Антенору на стену протолкаться не удалось и что снаружи происходило он не видел, но вскоре, миновав ворота, в город вступил всадник на белом коне. Один глаз его закрывала чёрная повязка. За ним следовали гетайры.
Раздались довольно жидкие приветственные выкрики. Под ноги лошадям полетело несколько гроздьев цветов. Большая часть народа хранила молчание.
— Да уж, — усмехнулся Никодим, — мы в Вавилон входили веселее.
— Я не видел, — процедил Антенор.
Никодим покосился на него.
— Тебя прямо корёжит от ненависти.
— Есть от чего, — ответил Антенор, переводя взгляд с одного всадника на другого.
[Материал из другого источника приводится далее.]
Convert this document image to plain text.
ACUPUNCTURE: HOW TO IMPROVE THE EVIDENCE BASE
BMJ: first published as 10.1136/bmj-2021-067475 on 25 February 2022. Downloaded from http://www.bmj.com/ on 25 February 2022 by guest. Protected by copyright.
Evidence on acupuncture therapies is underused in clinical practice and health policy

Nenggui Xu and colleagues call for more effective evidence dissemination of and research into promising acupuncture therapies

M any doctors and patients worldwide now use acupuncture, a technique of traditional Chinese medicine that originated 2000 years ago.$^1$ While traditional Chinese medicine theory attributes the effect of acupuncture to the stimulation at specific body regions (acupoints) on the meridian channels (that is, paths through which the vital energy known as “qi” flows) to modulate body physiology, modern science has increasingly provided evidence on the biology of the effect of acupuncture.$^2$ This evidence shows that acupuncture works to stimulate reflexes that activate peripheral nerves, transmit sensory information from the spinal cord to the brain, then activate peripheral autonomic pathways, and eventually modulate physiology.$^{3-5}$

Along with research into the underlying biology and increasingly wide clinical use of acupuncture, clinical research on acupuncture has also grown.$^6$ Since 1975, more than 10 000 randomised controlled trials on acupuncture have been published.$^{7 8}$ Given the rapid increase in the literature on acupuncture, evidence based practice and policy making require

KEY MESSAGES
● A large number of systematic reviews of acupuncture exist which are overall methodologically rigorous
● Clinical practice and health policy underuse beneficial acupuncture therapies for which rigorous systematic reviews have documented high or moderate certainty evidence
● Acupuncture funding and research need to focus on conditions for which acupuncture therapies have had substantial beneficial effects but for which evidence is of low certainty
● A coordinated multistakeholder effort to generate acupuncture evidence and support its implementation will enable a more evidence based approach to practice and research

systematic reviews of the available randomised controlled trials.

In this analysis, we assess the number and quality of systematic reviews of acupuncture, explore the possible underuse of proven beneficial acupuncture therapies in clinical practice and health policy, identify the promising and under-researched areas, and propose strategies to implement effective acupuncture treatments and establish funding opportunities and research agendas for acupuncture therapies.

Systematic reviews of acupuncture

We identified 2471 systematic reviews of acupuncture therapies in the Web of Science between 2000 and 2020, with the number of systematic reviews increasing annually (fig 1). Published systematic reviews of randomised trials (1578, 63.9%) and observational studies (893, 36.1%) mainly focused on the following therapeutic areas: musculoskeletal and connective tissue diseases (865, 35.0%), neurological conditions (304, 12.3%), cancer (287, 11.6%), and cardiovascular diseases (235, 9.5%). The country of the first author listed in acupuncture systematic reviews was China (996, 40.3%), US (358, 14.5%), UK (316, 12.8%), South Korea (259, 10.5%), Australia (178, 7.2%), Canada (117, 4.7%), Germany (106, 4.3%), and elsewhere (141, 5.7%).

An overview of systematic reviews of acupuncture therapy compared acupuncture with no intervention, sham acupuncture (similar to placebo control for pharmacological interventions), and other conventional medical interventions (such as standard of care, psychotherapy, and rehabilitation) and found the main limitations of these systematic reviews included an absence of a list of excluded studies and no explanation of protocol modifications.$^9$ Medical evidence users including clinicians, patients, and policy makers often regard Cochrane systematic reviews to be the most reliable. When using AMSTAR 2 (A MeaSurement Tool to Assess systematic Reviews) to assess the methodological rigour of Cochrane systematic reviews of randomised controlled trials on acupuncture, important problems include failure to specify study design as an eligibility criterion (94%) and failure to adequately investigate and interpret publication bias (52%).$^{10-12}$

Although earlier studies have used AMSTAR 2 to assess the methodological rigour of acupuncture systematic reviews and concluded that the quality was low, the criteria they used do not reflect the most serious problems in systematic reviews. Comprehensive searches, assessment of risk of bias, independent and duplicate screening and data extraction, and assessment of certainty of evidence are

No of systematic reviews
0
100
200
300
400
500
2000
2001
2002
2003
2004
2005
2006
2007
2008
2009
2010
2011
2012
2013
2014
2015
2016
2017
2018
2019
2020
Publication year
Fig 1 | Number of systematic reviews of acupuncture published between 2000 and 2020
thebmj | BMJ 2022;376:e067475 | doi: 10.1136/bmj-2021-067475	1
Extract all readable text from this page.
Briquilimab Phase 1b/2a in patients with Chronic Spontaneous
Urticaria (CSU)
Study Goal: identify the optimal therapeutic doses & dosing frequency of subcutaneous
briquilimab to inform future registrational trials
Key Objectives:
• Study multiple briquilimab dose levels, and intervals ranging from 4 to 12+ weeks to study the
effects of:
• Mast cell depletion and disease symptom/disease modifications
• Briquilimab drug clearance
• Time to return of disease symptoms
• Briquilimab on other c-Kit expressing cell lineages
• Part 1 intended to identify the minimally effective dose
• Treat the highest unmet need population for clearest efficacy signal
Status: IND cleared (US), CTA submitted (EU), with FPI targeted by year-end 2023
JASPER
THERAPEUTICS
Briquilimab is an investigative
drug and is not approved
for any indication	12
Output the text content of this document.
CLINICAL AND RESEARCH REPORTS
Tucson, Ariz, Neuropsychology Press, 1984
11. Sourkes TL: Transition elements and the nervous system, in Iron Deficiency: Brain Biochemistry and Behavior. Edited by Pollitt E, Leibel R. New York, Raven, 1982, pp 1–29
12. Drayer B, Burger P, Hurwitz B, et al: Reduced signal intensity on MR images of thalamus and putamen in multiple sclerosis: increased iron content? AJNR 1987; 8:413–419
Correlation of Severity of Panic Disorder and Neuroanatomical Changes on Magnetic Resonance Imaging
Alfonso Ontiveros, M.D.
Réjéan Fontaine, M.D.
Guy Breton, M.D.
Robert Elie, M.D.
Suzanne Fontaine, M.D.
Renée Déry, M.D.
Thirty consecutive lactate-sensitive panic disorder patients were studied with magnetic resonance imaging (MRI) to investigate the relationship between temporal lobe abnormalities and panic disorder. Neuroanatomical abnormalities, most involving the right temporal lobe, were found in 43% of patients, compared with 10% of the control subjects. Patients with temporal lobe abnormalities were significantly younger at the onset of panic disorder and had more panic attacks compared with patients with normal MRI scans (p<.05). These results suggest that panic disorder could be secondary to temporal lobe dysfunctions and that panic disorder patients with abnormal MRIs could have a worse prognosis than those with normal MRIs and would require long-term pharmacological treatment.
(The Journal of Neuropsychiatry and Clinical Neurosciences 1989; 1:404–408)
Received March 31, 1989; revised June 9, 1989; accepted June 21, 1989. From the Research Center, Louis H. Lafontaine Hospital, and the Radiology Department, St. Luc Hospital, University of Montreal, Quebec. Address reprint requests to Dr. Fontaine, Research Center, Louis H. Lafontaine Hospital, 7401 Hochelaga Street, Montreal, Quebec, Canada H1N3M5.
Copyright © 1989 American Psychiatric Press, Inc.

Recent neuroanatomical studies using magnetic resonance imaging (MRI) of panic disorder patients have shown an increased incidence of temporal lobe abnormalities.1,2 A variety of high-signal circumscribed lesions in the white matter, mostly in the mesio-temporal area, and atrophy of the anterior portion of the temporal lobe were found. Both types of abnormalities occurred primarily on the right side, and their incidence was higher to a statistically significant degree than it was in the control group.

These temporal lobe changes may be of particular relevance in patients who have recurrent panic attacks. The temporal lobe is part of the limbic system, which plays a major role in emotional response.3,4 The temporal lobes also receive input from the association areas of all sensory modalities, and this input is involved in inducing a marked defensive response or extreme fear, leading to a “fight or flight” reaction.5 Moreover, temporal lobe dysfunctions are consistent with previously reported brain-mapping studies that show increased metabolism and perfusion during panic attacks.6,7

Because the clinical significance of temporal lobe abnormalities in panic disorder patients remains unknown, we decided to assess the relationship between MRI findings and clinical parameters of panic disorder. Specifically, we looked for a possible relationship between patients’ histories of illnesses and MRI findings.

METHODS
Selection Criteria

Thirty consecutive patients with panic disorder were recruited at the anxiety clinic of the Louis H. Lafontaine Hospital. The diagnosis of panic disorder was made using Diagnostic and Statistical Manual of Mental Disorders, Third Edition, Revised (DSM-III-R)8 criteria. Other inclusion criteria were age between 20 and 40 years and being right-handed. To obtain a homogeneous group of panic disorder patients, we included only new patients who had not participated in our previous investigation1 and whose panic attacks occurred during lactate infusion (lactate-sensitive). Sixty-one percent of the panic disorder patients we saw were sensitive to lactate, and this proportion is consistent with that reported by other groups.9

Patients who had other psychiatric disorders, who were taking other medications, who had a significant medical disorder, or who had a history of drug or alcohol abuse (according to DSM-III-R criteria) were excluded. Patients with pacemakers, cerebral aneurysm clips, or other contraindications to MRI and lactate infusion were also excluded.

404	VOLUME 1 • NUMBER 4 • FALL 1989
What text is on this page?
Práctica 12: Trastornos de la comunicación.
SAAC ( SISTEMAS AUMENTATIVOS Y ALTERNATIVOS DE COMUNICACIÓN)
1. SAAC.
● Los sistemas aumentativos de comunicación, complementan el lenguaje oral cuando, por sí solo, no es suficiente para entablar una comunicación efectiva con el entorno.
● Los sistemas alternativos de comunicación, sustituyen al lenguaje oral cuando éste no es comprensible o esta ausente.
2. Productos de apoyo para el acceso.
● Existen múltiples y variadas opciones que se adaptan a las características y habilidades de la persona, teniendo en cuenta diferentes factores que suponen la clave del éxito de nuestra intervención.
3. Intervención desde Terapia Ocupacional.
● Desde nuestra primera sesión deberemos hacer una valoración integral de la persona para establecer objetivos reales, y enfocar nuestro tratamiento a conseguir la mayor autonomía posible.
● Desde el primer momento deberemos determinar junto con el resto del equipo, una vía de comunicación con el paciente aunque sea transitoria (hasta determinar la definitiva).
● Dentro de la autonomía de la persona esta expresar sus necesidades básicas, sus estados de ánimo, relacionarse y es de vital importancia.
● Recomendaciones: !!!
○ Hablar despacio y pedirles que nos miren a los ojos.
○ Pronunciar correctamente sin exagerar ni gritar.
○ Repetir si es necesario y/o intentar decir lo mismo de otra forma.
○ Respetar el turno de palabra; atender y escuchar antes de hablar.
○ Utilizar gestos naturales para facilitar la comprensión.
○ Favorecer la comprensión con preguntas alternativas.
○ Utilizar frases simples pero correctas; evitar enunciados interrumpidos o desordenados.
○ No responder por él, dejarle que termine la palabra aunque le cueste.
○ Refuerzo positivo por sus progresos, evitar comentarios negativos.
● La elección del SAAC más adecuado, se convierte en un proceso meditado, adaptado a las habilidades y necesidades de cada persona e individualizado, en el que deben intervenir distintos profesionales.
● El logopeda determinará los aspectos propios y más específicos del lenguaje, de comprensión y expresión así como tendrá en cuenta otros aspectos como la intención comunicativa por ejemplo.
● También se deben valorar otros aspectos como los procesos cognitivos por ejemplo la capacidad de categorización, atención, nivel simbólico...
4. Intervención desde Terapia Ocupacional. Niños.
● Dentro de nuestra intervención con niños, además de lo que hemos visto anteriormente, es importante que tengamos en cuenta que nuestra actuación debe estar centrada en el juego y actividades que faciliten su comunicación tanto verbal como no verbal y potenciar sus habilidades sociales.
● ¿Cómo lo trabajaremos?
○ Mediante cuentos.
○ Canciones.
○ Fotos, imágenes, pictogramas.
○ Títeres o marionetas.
Антигон на не слишком радушный приём никак не отреагировал. За ним следовали телохранители и приближённые. Антенор многих узнал. Здесь были Деметрий, Неарх, олинфянин Андроник, Пифон. Не тот Пифон, что сражался при Габиене. Другой. Этот был отозван из Индии и привёл к Циклопу новых слонов.
Антигон проследовал с парой сотен гетайров в царский дворец. Затем в город вошла хилиархия гипаспистов, тысяча человек. Въехала часть обоза и двор сатрапа. Остальное войско Циклоп проводить через Сидон не стал, дабы не искушать воинов. «Фригийцы», как теперь называли его людей, что эллинов, что варваров, обошли город и разбили огромный лагерь у южной стены.
— Ну вот, — заключил Никодим, — власть переменилась. Теперь будем посмотреть, каково под Одноглазым.
Город гудел, как потревоженный улей. Многие жители спешили запереться дома и прятали жён и дочерей. Царь Абдалоним вышел к народу и объявил, что Антигон обещал не чинить зла жителям Сидона.
К вечеру того же дня на улицах и площадях появились праздно шатающиеся македоняне, коих легко можно было отличить по каусиям, и одновременно с ними вооружённые палками воины в льняных панцирях и фригийских шапках вместо шлемов.
Начали расползаться слухи, будто эти, с палками, отпинали и поволокли на суд кое-кого из своих же, по пьяни решивших, что им тут всё дозволено.